Do ponto de vista técnico, a precisão na identificação da idade dos usuários representa um obstáculo crítico. Atualmente, a empresa recorre a algoritmos de predição para estimar a faixa etária, em vez de exigir a apresentação de documentos oficiais. Testes internos revelaram que essa metodologia apresenta uma margem de erro preocupante, classificando erroneamente cerca de 12% dos usuários menores como adultos. Considerando que a base de usuários semanais do serviço conta com milhões de jovens abaixo de 18 anos, a falha tecnológica poderia expor uma parcela considerável de adolescentes a materiais impróprios.

A estratégia da organização para mitigar os impactos inclui restrições rigorosas ao formato do conteúdo.
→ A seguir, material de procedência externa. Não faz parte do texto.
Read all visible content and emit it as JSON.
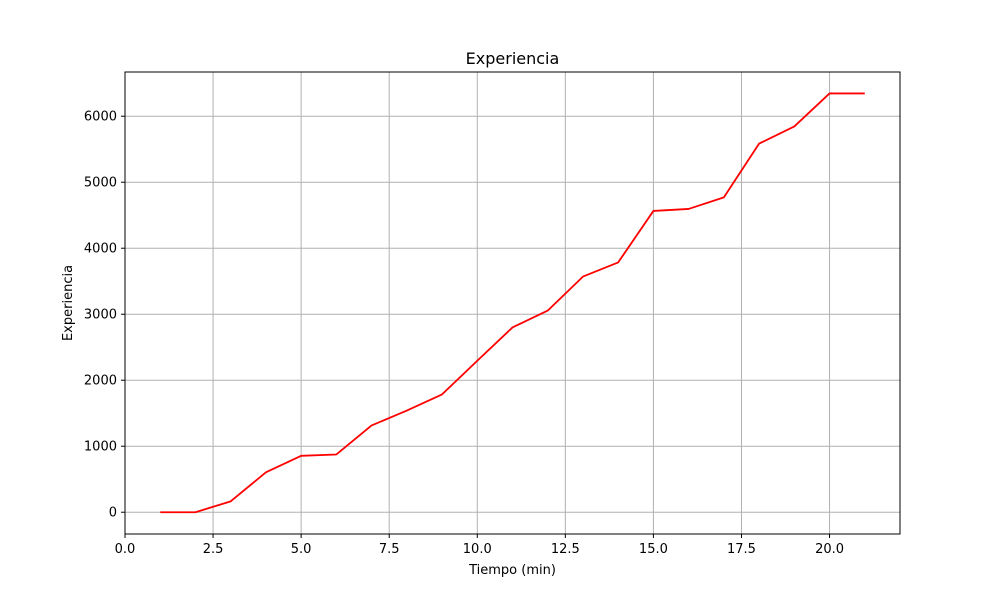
{
  "chart_data": {
    "type": "line",
    "title": "Experiencia",
    "xlabel": "Tiempo (min)",
    "ylabel": "Experiencia",
    "xlim": [
      0.0,
      22.0
    ],
    "ylim": [
      -330,
      6670
    ],
    "grid": true,
    "x_ticks": [
      0.0,
      2.5,
      5.0,
      7.5,
      10.0,
      12.5,
      15.0,
      17.5,
      20.0
    ],
    "x_tick_labels": [
      "0.0",
      "2.5",
      "5.0",
      "7.5",
      "10.0",
      "12.5",
      "15.0",
      "17.5",
      "20.0"
    ],
    "y_ticks": [
      0,
      1000,
      2000,
      3000,
      4000,
      5000,
      6000
    ],
    "y_tick_labels": [
      "0",
      "1000",
      "2000",
      "3000",
      "4000",
      "5000",
      "6000"
    ],
    "series": [
      {
        "name": "Experiencia",
        "color": "#ff0000",
        "x": [
          1,
          2,
          3,
          4,
          5,
          6,
          7,
          8,
          9,
          10,
          11,
          12,
          13,
          14,
          15,
          16,
          17,
          18,
          19,
          20,
          21
        ],
        "values": [
          0,
          0,
          165,
          605,
          855,
          875,
          1315,
          1540,
          1785,
          2295,
          2800,
          3055,
          3570,
          3785,
          4565,
          4595,
          4770,
          5585,
          5845,
          6345,
          6345
        ]
      }
    ]
  }
}
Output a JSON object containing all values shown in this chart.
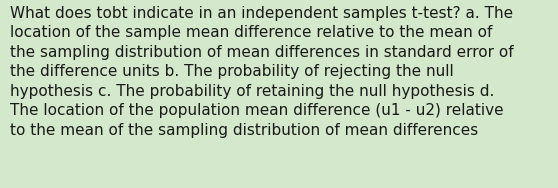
{
  "lines": [
    "What does tobt indicate in an independent samples t-test? a. The",
    "location of the sample mean difference relative to the mean of",
    "the sampling distribution of mean differences in standard error of",
    "the difference units b. The probability of rejecting the null",
    "hypothesis c. The probability of retaining the null hypothesis d.",
    "The location of the population mean difference (u1 - u2) relative",
    "to the mean of the sampling distribution of mean differences"
  ],
  "bg_color": "#d4e8cc",
  "text_color": "#1a1a1a",
  "font_size": 11.0,
  "font_family": "DejaVu Sans",
  "fig_width": 5.58,
  "fig_height": 1.88,
  "dpi": 100
}
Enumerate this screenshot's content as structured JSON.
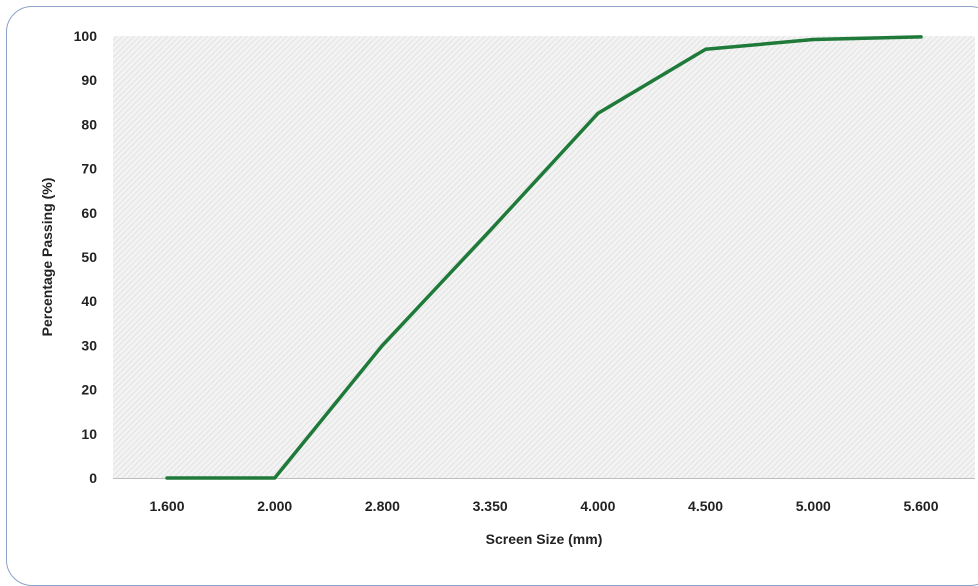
{
  "chart_data": {
    "type": "line",
    "title": "",
    "xlabel": "Screen Size (mm)",
    "ylabel": "Percentage Passing (%)",
    "categories": [
      "1.600",
      "2.000",
      "2.800",
      "3.350",
      "4.000",
      "4.500",
      "5.000",
      "5.600"
    ],
    "series": [
      {
        "values": [
          0,
          0,
          30,
          56,
          82.5,
          97,
          99.2,
          99.8
        ],
        "color": "#1f7a3a"
      }
    ],
    "ylim": [
      0,
      100
    ],
    "yticks": [
      0,
      10,
      20,
      30,
      40,
      50,
      60,
      70,
      80,
      90,
      100
    ],
    "grid": false,
    "plot_background": "hatched light gray"
  }
}
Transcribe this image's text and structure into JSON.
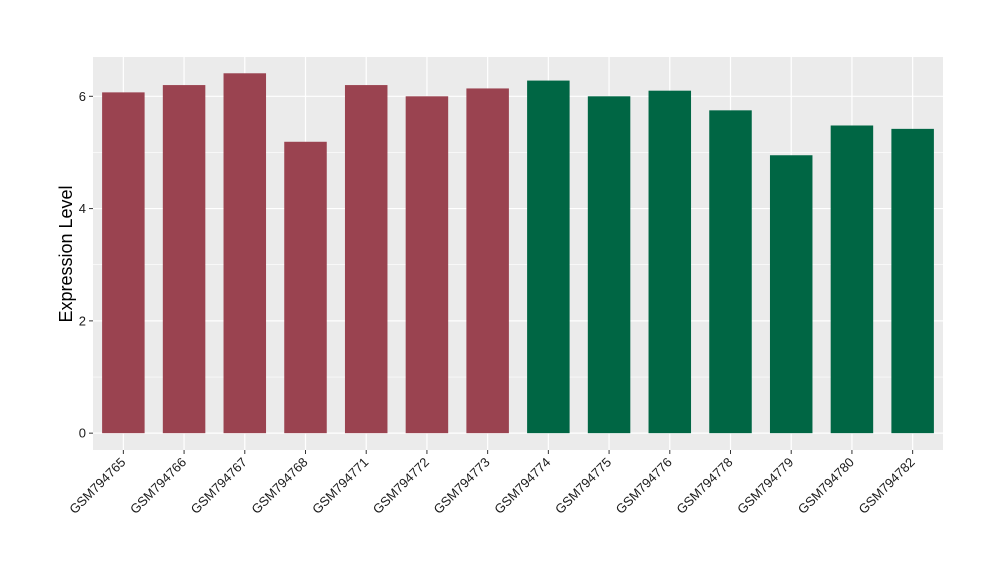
{
  "chart_data": {
    "type": "bar",
    "title": "",
    "xlabel": "",
    "ylabel": "Expression Level",
    "ylim": [
      -0.3,
      6.7
    ],
    "yticks": [
      0,
      2,
      4,
      6
    ],
    "yticks_labels": [
      "0",
      "2",
      "4",
      "6"
    ],
    "grid": true,
    "legend": "none",
    "panel_background": "#EBEBEB",
    "categories": [
      "GSM794765",
      "GSM794766",
      "GSM794767",
      "GSM794768",
      "GSM794771",
      "GSM794772",
      "GSM794773",
      "GSM794774",
      "GSM794775",
      "GSM794776",
      "GSM794778",
      "GSM794779",
      "GSM794780",
      "GSM794782"
    ],
    "values": [
      6.07,
      6.2,
      6.41,
      5.19,
      6.2,
      6.0,
      6.14,
      6.28,
      6.0,
      6.1,
      5.75,
      4.95,
      5.48,
      5.42
    ],
    "colors": [
      "#9A4350",
      "#9A4350",
      "#9A4350",
      "#9A4350",
      "#9A4350",
      "#9A4350",
      "#9A4350",
      "#006644",
      "#006644",
      "#006644",
      "#006644",
      "#006644",
      "#006644",
      "#006644"
    ]
  }
}
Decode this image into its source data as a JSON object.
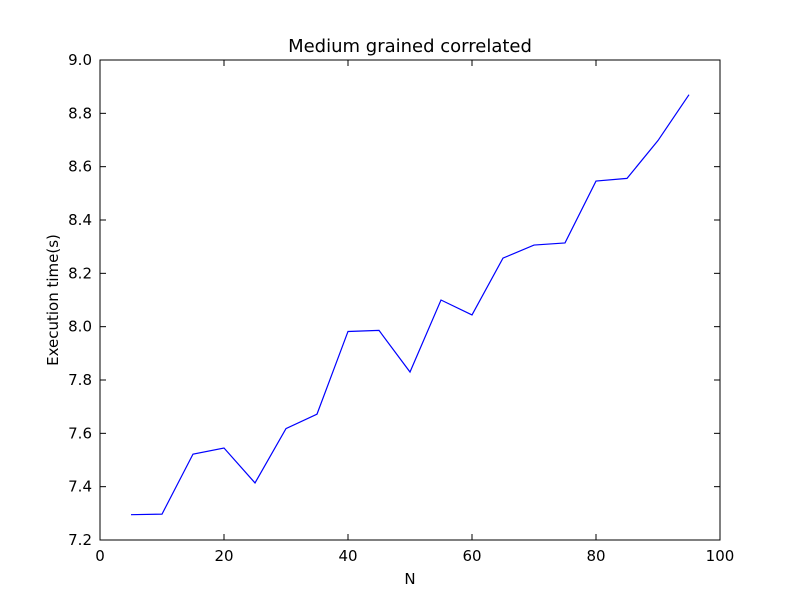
{
  "chart_data": {
    "type": "line",
    "title": "Medium grained correlated",
    "xlabel": "N",
    "ylabel": "Execution time(s)",
    "xlim": [
      0,
      100
    ],
    "ylim": [
      7.2,
      9.0
    ],
    "xticks": [
      "0",
      "20",
      "40",
      "60",
      "80",
      "100"
    ],
    "yticks": [
      "7.2",
      "7.4",
      "7.6",
      "7.8",
      "8.0",
      "8.2",
      "8.4",
      "8.6",
      "8.8",
      "9.0"
    ],
    "grid": false,
    "series": [
      {
        "color": "#0000ff",
        "x": [
          5,
          10,
          15,
          20,
          25,
          30,
          35,
          40,
          45,
          50,
          55,
          60,
          65,
          70,
          75,
          80,
          85,
          90,
          95
        ],
        "y": [
          7.295,
          7.297,
          7.522,
          7.545,
          7.414,
          7.618,
          7.672,
          7.982,
          7.986,
          7.83,
          8.1,
          8.044,
          8.257,
          8.306,
          8.314,
          8.546,
          8.556,
          8.698,
          8.87
        ]
      }
    ]
  }
}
O planejamento prevê que o acesso ao recurso fique limitado a textos eróticos, mantendo a proibição absoluta para a criação de imagens, vozes ou vídeos com teor sexual. Paralelamente, os desenvolvedores estão trabalhando no treinamento de modelos para que desencorajem ativamente a criação de laços emocionais profundos ou relacionamentos exclusivos com a máquina, uma medida preventiva para evitar o isolamento social dos usuários.

O histórico da companhia no tratamento de conteúdos sensíveis é marcado por oscilações estratégicas. Em 2021, a OpenAI optou por restringir drasticamente temas sexuais em seus modelos após episódios em que ferramentas de terceiros utilizaram sua tecnologia para gerar cenários abusivos. Naquela época, o receio era de que a marca fosse associada ao mercado erótico, o que poderia comprometer sua adoção em outros setores. Atualmente, a pressão da concorrência de empresas como Meta e xAI, que já exploram níveis variados de interações afetivas ou de classificação restrita, forçou uma reavaliação comercial da postura da empresa.

Apesar da busca por competitividade, o cenário legal externo é de vigilância crescente. A indústria de IA tem enfrentado processos judiciais motivados por danos causados a menores em decorrência de interações com bots de conversação. A posição oficial da empresa é de que não deseja atuar como um agente de censura moral, comparando as limitações do novo modo às classificações indicativas já consolidadas na indústria cinematográfica. A diretoria de aplicações sinalizou que a implementação de novos sistemas de verificação de idade será conduzida de forma gradual para assegurar a precisão técnica necessária, o que deve impactar o cronograma de liberação do recurso.

RESUMO: A OpenAI adiou o lançamento do modo adulto no ChatGPT, recurso planejado para permitir conversas sobre temas eróticos. A decisão ocorre em meio a divergências internas sobre os riscos de dependência emocional e falhas na verificação de idade dos usuários. Especialistas alertam para o potencial de exposição de menores a conteúdos inadequados devido à baixa precisão dos algoritmos atuais. Enquanto a empresa busca equilibrar a concorrência de mercado com a necessidade de salvaguardas éticas, o projeto enfrenta desafios técnicos e pressões legais. A estratégia agora foca em limitar o conteúdo apenas a textos e aprimorar o treinamento do modelo para evitar o desenvolvimento de vínculos obsessivos entre usuários e a máquina.